Four files needed to change:

  1. packages/themes/jsonresume-theme-claude/ -- the theme source, copied into the monorepo (index.js + package.json)
  2. packages/theme-config/src/metadata.js -- the single source of truth for theme metadata (name, description, author, tags)
  3. apps/registry/lib/formatters/template/themeConfig.js -- the ESM import and slug-to-module mapping
  4. apps/registry/package.json -- a "workspace:*" dependency entry

The key constraint: no fs.readFileSync or Node filesystem calls. The registry runs on Vercel serverless functions, so themes that touch the filesystem break at deploy time. This is why many legacy themes were disabled in late 2023. Since jsonresume-theme-claude was built with pure template literals and ESM from the start, it was already compatible -- no migration needed.
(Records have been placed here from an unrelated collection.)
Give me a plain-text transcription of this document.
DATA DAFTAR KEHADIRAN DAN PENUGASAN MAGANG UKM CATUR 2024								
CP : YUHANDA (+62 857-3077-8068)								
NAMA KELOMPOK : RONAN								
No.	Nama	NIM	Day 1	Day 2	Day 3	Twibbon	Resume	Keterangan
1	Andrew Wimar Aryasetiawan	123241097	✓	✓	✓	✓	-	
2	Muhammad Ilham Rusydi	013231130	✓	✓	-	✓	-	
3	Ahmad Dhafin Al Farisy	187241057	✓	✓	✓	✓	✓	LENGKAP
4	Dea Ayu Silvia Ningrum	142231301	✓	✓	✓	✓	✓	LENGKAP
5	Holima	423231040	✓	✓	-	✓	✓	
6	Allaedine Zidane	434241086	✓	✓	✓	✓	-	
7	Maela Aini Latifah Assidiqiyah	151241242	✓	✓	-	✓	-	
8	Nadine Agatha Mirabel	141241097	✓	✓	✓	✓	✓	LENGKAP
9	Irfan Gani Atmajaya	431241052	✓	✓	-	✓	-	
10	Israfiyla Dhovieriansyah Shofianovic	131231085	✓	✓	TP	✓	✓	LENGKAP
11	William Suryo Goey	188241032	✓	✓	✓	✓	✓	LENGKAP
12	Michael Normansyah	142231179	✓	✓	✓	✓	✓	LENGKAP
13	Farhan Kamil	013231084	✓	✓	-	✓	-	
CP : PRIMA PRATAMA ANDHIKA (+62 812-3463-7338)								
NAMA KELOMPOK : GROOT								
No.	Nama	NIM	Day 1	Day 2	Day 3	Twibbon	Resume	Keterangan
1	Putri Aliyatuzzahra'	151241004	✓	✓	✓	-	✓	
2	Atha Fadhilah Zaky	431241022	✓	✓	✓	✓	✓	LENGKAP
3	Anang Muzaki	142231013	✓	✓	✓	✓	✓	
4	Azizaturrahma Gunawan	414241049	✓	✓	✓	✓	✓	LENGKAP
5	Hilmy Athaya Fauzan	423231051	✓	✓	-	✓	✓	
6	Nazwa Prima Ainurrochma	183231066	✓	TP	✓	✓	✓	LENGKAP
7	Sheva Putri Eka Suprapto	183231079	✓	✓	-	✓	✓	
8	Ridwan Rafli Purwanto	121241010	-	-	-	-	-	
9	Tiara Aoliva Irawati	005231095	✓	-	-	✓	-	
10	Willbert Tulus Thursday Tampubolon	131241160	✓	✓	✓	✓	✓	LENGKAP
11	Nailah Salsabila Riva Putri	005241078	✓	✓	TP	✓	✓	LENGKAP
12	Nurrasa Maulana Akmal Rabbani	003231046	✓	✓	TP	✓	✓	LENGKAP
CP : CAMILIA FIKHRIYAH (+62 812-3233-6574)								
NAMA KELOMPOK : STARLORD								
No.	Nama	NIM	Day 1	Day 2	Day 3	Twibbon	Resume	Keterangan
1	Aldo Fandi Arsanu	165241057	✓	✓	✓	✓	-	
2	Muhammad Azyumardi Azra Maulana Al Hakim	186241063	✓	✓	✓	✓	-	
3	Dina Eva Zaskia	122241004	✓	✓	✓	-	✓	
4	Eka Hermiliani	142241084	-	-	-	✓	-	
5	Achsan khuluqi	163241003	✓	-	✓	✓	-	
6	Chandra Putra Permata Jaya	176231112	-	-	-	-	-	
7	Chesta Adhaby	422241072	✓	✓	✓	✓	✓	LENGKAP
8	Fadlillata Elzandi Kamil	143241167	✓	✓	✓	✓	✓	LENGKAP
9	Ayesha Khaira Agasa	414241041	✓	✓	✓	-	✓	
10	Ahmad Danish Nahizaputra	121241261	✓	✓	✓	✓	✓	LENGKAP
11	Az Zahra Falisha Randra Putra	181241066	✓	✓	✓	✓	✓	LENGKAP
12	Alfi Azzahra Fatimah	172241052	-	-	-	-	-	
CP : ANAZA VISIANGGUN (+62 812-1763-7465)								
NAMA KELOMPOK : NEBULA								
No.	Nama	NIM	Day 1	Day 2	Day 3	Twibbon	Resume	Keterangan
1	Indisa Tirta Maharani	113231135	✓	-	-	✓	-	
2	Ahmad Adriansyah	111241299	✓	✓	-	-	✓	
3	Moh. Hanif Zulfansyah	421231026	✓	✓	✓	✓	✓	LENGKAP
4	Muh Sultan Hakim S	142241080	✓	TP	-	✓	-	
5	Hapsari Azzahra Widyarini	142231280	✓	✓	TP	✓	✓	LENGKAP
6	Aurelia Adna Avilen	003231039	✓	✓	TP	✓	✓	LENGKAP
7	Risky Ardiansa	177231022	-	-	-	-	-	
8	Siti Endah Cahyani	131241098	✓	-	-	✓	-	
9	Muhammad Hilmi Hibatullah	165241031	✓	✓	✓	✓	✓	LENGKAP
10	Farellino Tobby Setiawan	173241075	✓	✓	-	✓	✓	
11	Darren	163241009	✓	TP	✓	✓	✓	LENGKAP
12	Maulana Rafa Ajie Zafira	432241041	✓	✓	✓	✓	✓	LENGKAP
Claude forked the repo, created the branch, made all four changes, pushed, and opened PR #262. Now it's up to the maintainer to merge.

The Ephemeral Part

After I send the next message, this conversation continues. After a few more, the context window fills up and earlier messages get compressed. Eventually the session ends and it all disappears.

Claude won't remember building this theme. Won't remember the screenshot loop. Every future conversation starts from zero.

The code survives. The blog post survives. The npm package survives. But the process that created them -- the actual collaboration -- exists only as artifacts and this write-up.

That's fine. That's how it works. You do the work, you write it down, the context collapses, and next time you start fresh with better artifacts.

This post is me writing it down.


Theme: jsonresume-theme-claude on npm and GitHub. Resume: registry.jsonresume.org/rolandnsharp. Built with Claude Code.